Bilindiği üzere, belli miktarda bir mal veya kıymetin ve bunların karşılığı olan paranın işlemin ardından takas gününe el değiştirdiği piyasalar spot piyasalar iken, ilerideki bir tarihte teslimatı veya nakit uzlaşması yapılmak üzere herhangi bir malın veya finansal aracın, bugünden alım satımının yapıldığı piyasalar ise türev piyasalardır.

Türev piyasalar ise, forward, vadeli işlem (futures), opsiyon ve swap gibi finansal ürünlerin tamamını içermektedir.

Birçok politik ve ekonomik belirsizliklerin yaşandığı Dünyamızda, tüm küreselleşen ekonomilerde olduğu gibi ülkemizde bahsi geçen riskleri bünyesinde barındırmakta, bu risklerden korunmak için (hedging) türev ürünlere duyulan gereksinim de her geçen gün daha da artmaktadır.

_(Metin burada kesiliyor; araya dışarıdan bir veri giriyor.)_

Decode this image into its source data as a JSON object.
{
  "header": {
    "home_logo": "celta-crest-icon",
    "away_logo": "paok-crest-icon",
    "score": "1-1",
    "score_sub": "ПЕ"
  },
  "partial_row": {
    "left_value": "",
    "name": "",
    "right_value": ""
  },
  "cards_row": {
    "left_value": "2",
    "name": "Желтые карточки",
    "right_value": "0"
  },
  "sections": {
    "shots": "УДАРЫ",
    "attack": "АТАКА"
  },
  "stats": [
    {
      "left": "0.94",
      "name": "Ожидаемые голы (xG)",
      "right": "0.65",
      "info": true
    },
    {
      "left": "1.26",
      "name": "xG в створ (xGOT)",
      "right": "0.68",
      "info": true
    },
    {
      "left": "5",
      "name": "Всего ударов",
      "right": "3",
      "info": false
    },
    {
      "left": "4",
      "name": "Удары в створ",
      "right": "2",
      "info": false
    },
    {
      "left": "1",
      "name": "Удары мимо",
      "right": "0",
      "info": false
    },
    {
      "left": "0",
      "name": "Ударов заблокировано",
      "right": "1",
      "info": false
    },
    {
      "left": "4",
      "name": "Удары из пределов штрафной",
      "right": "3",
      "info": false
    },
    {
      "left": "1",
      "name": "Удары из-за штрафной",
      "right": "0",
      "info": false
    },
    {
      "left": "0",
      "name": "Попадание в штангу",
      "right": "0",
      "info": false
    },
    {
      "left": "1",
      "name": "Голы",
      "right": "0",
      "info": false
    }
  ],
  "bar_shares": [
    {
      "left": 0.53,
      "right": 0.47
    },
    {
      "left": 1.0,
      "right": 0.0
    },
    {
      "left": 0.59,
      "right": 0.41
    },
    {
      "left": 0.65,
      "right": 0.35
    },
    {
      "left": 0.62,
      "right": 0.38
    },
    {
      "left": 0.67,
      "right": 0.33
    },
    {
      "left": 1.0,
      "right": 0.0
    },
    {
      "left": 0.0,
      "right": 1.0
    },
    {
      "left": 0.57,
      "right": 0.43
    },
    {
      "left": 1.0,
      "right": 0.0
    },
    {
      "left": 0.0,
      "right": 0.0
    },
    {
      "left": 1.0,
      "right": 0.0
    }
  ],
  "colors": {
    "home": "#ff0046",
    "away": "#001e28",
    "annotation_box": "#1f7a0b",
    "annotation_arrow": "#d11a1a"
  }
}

Bankacılık Denetleme ve Düzenleme Kurulu (BDDK) verilerine göre, Türk Bankacılık Sektörünün Eylül 2017 itibarıyla gerçekleştirdiği türev ürün alım ve satım tutarı hacmi 2,5 TrilyonTL hacmine ulaşmış olup bu rakam yıl sonu tahminlerine göre Türkiye’nin 2017 yılı Gayri Safi Yurt İçi Hasılası (GSYH) olan 3 Trilyon TL’nin % 83’üne denk gelmektedir. Takdir edersiniz ki bu rakam oldukça büyük bir işlem hacmini ifade etmektedir.

Yapılan türev işlemlerin türlerinin dağılımına baktığımızda ise büyük çoğunluğunun swap (ana para) işlemlerinden oluştuğu görülmekle birlikte, tüm bu ürünlerin kullanımındaki öncelikli amacın TL’nin döviz karşısındaki değer kaybına karşı pozisyon alınmak olduğu rahatlıkla söylenebilir.



Sonuç

T.C. Merkez Bankası (TCMB) verilerine göre, 2018 yılı içerisinde, Türkiye’nin vadesine göre bir yıldan kısa olan dış borç stokunun toplamı 170 milyar dolardır. Bunun 69 milyar dolarlık kısmı ise reel sektör borcudur. Bu tutara yıl sonu itibariyle yaklaşık 35-40 milyar dolar civarında olacağı tahmin edilen cari açık tutarı da eklendiğinde Türkiye’nin toplam döviz ihtiyacı 2018 yılında kabaca205-210 milyar dolar olacaktır.

Dünya’da faizlerin yönünün yukarı doğru olduğu (FED süreci), buna bağlı olarak da dövizin pahalılaşarak kurların TL karşısında yükseleceği bir ortamda, Türk reel sektörü açısından hedging (koruma) işlemlerinin yapılmaya devam edilmesi her zamankinden daha çok önem arz edecektir. Türk ekonomisinin temel dinamiklerini değiştirecek yapısal reform süreci tamamlanmadan alınmaya çalışılacak tedbirlerin etkisi ise maalesef minör düzeyde kalacaktır.